Verso un natale “sospeso”

Verso un natale “sospeso”

Dicembre è il mese della speranza, della famiglia, dei regali, ma è anche quello in cui il sole comincia a ‘girare pagina’ e la luce del giorno riprende  a conquistare nuovi spazi a scapito della notte.  Inutile precisare che la notte è la pandemia e il giorno la via d’uscita da un tunnel in fondo al quale la luce della scienza (leggi vaccino) appare sempre più nitida anche se lontana e lo diventerà davvero se in tutti prevale il senso di responsabilità e la consapevolezza che comunque vadano le cose nulla sarà più come prima.

Ma come sarà il Natale dell’anno ‘bisest’ 2020?

Sono settimane che se ne discute sui giornali ed in TV e visto che probabilmente i divieti si prolungheranno, causa Covid, ben oltre il 5 dicembre,  la domanda che si pongono tutti con angoscia è che come potrà essere il Natale senza fasti, rimpatri, regali, cenoni, ecc..

Andando alla radice, il messaggio che questa Festa dovrebbe portare è di speranza, di  semplicità e di autenticità degli affetti come sarebbe in effetti l’originario messaggio cristiano che l’accompagna. 

A rischiare il tracollo non sarebbe pertanto il senso vero del Natale ma tutta quella serie di orpelli e caratterizzazioni festaiole e commerciali di cui la celebrazione della nascita di Gesù si è via via sovraccaricata nel corso degli anni.
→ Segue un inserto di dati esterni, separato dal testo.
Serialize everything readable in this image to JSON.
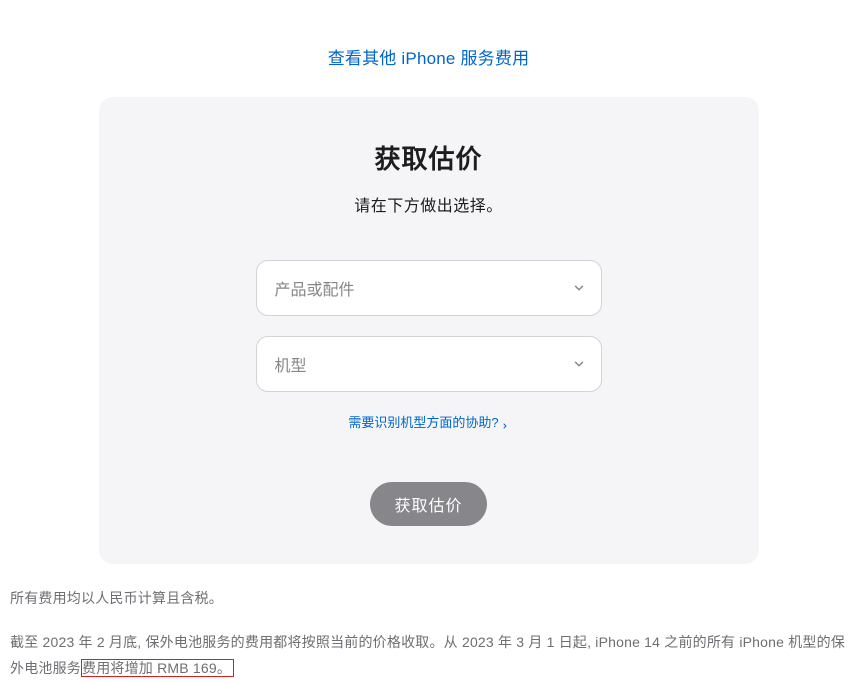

Insomma un rito pagano accanto a quello originale cristiano, con cenoni, scambio di regali, luminarie, commerci sfrenati a cui ci siamo abituati in massa. è quest’ultimo rito pertanto quello che verrebbe meno con un lockdown prolungato che, vista la curva dell’epidemia stabile se non in crescita, appare molto probabile.

Questo indubbiamente è un momento difficile anche per le nostre valli dove la crisi del turismo ed in genere del lavoro, accanto a tutto il resto, aggrava le difficoltà con una ricaduta a pioggia su tutta la società, in specie le categorie non protette e garantite da un reddito fisso nel pubblico o nel privato e che legano la loro sopravvivenza alle attività da svolgere quotidianamente.

L’attenzione per l’economia, accanto alla cultura, alla storia, alla salute ed alle vicende burocratiche che oggi rendono complicata la vita per le famiglie, le aziende e le comunità è il solco in cui “il Melo” ha camminato in questi anni.

Su questo percorso abbiamo registrato apprezzamenti, incoraggiamenti, stimoli ed idee, molte le abbiamo colte e sviluppate con la serietà che ci viene riconosciuta grazie ai collaboratori e agli esperti che abbiamo la fortuna di annoverare nella nostra squadra.

La forza della nostra testata è la capillarità della distribuzione oltre alla puntualità ed alla ricchezza e varietà delle argomentazioni, ed è così che “il Melo” intende continuare il suo servizio per le valli.

La rete del commercio e dell’artigianato, oltre naturalmente all’agricoltura e all’allevamento sono fondamentali per la vivibilità dei paesi grandi ma sopratutto di quelli piccoli e periferici. Un’economia di prossimità come alternativa al commercio on line che oggi più che mai sta assorbendo fette di mercato grazie alle chiusure ed alla limitazione degli spostamenti causa pandemia.

Momenti difficili dunque in cui è fondamentale recuperare l’orgoglio di appartenenza ad un territorio con condivisione e senso di responsabilità verso noi stessi e verso gli altri.

Ed è questo l’augurio di Natale che la Redazione e l’Editore porgono ai lettori.